Time slips.
When it comes back into focus, there’s a mess on the floor and a lightness in my chest that wasn’t there before.
Heart still thudding, but slower now.
We didn’t lose her.
I didn’t show up late.
Didn’t fuck this up.
Not like everything else I touch.
She’s with Noah and Vitaly now.
Safe.
Loves me. Every jagged, rusted part of me.
I glance down at Oksana’s blank face.
Madness did that.
My Madness.
The woman who sees me. Matches me.
I pull out my phone and text Orion and Reid.
Me: Got an issue. Three. Bring snacks.
While I wait, I clean up. Crates get restacked. Guns get wiped. Bullets pried out and dropped into a Ziploc. Zip ties go on the wrists. Tarps down. No blood trails.
Less than an hour and they’re here.
Orion tosses me a lollipop.
I catch it without looking.
Reid whistles low. “Thought you were babysitting Vitaly?”
“Yeah,” I say, already bagging shell casings. “Talk while we clean?”
We fall into rhythm. Reid starts lifting bodies. Orion flicks open a blade and starts stripping anything traceable. Tattoos, jewelry, burner phones.
While we work, I tell them what happened.
“She fucking what?” Orion barks mid-wrap. Rage and panic behind every syllable.
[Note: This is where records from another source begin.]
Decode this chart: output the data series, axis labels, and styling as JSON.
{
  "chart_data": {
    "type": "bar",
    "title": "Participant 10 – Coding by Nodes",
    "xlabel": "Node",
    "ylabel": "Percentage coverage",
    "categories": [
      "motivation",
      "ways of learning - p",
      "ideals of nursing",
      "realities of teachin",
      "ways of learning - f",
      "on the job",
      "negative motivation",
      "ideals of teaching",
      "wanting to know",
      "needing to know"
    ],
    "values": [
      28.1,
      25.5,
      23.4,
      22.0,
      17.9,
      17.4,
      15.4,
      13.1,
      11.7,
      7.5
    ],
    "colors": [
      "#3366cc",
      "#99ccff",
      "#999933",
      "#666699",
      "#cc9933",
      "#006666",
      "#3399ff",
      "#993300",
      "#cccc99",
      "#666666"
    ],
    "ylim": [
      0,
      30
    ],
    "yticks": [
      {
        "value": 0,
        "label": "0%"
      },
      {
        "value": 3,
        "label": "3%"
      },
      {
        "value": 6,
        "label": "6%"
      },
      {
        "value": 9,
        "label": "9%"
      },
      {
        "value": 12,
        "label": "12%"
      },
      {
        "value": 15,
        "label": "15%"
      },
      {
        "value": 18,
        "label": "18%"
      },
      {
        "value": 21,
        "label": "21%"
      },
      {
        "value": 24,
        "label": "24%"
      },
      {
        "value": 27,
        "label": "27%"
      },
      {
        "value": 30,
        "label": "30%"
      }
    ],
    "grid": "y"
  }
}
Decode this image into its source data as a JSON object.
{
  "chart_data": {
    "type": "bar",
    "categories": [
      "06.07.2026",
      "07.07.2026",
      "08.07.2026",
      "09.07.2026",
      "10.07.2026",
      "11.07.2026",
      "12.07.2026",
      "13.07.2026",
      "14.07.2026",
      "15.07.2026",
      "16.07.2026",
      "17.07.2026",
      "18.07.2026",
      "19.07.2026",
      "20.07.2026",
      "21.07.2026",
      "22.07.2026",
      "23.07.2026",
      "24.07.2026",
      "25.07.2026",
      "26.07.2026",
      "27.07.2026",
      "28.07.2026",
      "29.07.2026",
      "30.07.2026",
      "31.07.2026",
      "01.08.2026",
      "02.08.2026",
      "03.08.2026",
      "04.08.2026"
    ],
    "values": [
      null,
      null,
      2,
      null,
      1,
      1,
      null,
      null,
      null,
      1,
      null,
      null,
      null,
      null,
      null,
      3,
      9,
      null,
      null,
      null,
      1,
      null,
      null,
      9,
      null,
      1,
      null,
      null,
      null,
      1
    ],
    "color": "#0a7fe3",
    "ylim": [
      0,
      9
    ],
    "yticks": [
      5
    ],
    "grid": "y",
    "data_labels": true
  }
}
“She acted,” Reid says, voice calm but not soft. “Like any one of us would’ve if we saw her, or each other, in danger.”
“Fucking bat,” Orion mutters, dragging the bigger of the bodies toward the back bay doors. “Goddamn baseball bat.”
“Is this it?” I ask Reid. “You’ve been tracking the case. Was Dmitry her only inside? Are we done?”
Reid pauses, flicking a flashlight over the room. “Yeah. She dealt with others, but none of them were linked. Dmitry was the only one with full access.”
“Will someone come looking for him?” Orion asks, yanking open the truck doors. “Or her?”